This design implements SPEC-0028 and ADR-0027. Claude Ops currently operates in a purely reactive posture: it monitors existing services, detects failures, and remediates within the tiered permission model. Operators who want to deploy a new service must manually read documentation, write deployment configuration, commit it, and run the deployment -- even though the agent has all the capabilities to do this work.

Provisioning Mode introduces a new execution mode that allows the agent to deploy new services when explicitly triggered by the operator. The operator provides a documentation URL and a deployment target; the agent handles the full lifecycle from requirement extraction through deployment, verification, and PR codification.

This design is fundamentally different from the monitoring workflow in one critical way: it inverts the PR-first model of ADR-0018. In monitoring, the agent proposes a change via PR and waits for human review before it takes effect. In provisioning, the agent deploys first and codifies via PR afterward. This inversion is justified because: (a) the operator explicitly requested immediate deployment, (b) rollback handles failure, and (c) the PR still captures the final state for review.

Goals

  • Define how Provisioning Mode fits into the existing architecture without contaminating the monitoring loop.
  • Specify the API endpoint, session routing, and prompt loading for provisioning triggers.
  • Detail the seven-phase lifecycle (Fetch, Discover, Plan, Execute, Verify, Codify, Rollback) with enough precision for implementation.
  • Establish the framework-agnostic convention discovery approach that makes provisioning work for any deployment tooling.
  • Define the permission boundary that grants provisioning broader write access than monitoring while maintaining safety constraints.
  • Specify rollback guarantees that ensure failed provisioning leaves no remnants.

Non-Goals

  • Interactive plan approval: The initial implementation proceeds after plan generation without waiting for operator confirmation. A future enhancement MAY add an approval gate.
  • Batch provisioning: Provisioning multiple services from a single URL or in a single session is out of scope.
  • Provisioning templates: Repo-provided templates for common service patterns (e.g., "standard web app with database") are a future enhancement.
  • Multi-session parallelism: The existing single-session constraint applies. Per-host parallel provisioning is deferred.
  • Service removal: Provisioning Mode can create services but MUST NOT remove them. Service deprovisioning is a separate concern.

Decisions

Provisioning Mode Isolation

Choice: Provisioning is a distinct execution mode with its own prompt file (prompts/provision.md), permissions, and trigger mechanism. It is not "Tier 4" and does not participate in the monitoring escalation chain.

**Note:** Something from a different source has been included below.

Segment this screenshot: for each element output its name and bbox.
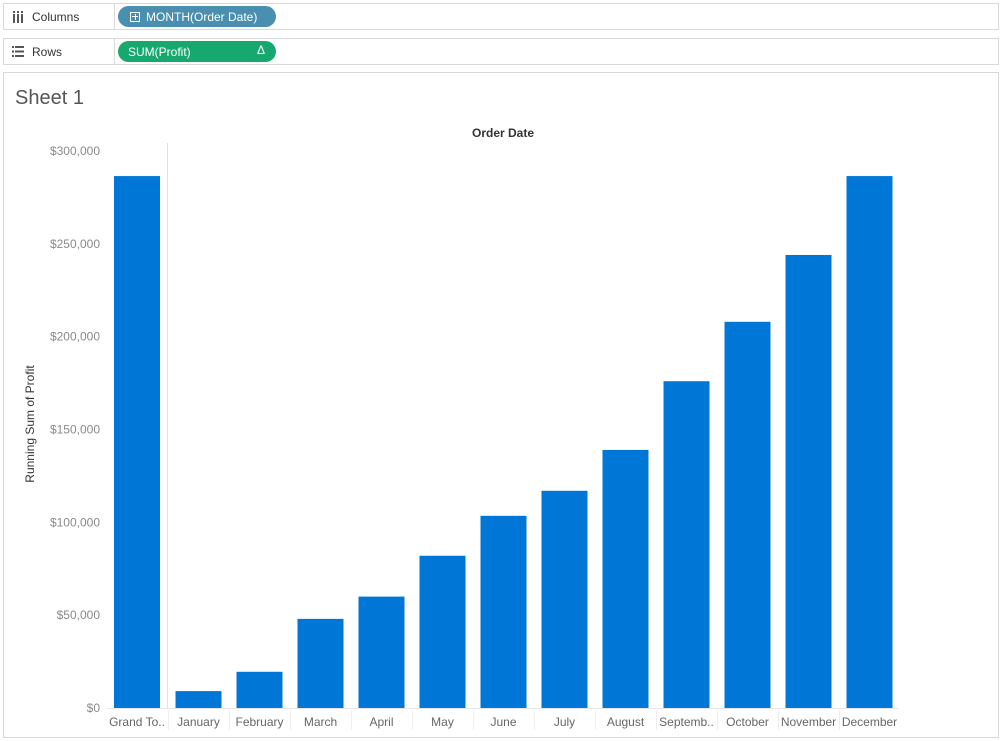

Rationale: Mixing provisioning permissions into the existing tier model creates two risks: (1) a monitoring session could accidentally or maliciously invoke provisioning capabilities through tier escalation, and (2) the Tier 3 prompt is already complex -- adding a full provisioning workflow would double its size and increase instruction-following errors. A separate mode provides clean isolation: provisioning can only happen when the operator explicitly triggers it through a dedicated pathway.

Alternatives considered:

  • Extend Tier 3 with gated provisioning capabilities: Rejected because Tier 3 can be reached via automatic escalation from Tier 1/2, creating a path from scheduled monitoring to provisioning that bypasses explicit user intent.
  • New "Tier 4" above Tier 3: Rejected because it implies a relationship with the monitoring escalation chain that doesn't exist. Provisioning is orthogonal to monitoring, not an escalation of it.

Deploy-First, PR-Later

Choice: The agent deploys the service immediately and creates a PR afterward to codify the working configuration. This inverts ADR-0018's PR-first model.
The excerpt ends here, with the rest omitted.